Crucially, ACE can build effective contexts by analyzing feedback from its actions and environment, rather than requiring manually labeled data. The researchers note that this ability is a “key ingredient for self-improving LLMs and agents.” On the public AppWorld benchmark, designed to evaluate agentic systems, an agent using ACE with a smaller open source model (DeepSeek-V3.1) matched the performance of the top-ranked, GPT-4.1 powered agent average and exceeded it on the more difficult test set.
The takeaway for businesses is significant. “This means companies don’t have to rely on massive proprietary models to stay competitive,” the research team said. “They can deploy local models, protect sensitive data, and still achieve top results by continuously refining the context instead of retraining the weights.”

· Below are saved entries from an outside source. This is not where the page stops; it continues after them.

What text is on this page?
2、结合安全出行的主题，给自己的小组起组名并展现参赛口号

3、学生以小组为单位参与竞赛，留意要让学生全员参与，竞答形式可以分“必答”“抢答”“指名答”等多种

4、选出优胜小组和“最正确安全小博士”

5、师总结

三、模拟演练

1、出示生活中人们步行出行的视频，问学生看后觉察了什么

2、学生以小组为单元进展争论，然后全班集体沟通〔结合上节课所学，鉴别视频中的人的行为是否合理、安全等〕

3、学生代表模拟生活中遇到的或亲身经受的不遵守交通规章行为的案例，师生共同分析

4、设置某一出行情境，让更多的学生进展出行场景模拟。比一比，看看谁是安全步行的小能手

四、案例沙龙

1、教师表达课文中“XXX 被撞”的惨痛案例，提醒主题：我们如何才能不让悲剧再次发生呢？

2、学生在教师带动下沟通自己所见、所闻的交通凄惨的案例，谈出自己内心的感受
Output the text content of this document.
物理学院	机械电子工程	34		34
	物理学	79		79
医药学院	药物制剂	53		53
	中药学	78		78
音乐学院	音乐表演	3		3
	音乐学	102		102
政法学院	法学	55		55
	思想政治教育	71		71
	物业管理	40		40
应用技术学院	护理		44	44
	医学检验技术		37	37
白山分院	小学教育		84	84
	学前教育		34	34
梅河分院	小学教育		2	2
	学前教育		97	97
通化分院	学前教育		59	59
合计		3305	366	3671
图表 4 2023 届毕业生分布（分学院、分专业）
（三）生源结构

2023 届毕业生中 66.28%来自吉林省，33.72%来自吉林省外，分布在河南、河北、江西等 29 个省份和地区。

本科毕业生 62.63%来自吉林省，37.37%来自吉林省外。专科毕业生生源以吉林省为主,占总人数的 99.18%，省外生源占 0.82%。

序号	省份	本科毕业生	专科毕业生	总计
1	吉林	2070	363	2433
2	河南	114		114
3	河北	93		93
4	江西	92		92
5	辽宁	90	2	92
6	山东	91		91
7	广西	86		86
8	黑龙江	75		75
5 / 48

In addition to accuracy, ACE proved to be very efficient. It adapts to new tasks with an average of 86.9% lower latency than existing methods and requires fewer steps and tokens. The researchers point out that this efficiency shows that “scalable self-improvement can be achieved with both higher accuracy and less overhead.”
For companies concerned about inference costs, the researchers point out that the longer contexts produced by ACE do not translate into proportionately higher costs. Modern supporting infrastructures are increasingly optimized for long-context workloads, with techniques such as KV cache reuse, compression, and offloading, offsetting the cost of processing long-context.
Ultimately, ACE points to a future where AI systems are dynamic and constantly improving. “Today, only AI engineers can update models, but context engineering opens the door for domain experts (lawyers, analysts, physicians) to directly shape what the AI knows by editing the contextual playbook,” the researchers said. This also makes management more practical. “Selective unlearning becomes much more tractable: if a piece of information is outdated or legally sensitive, it can simply be removed or replaced in context, without retraining the model.”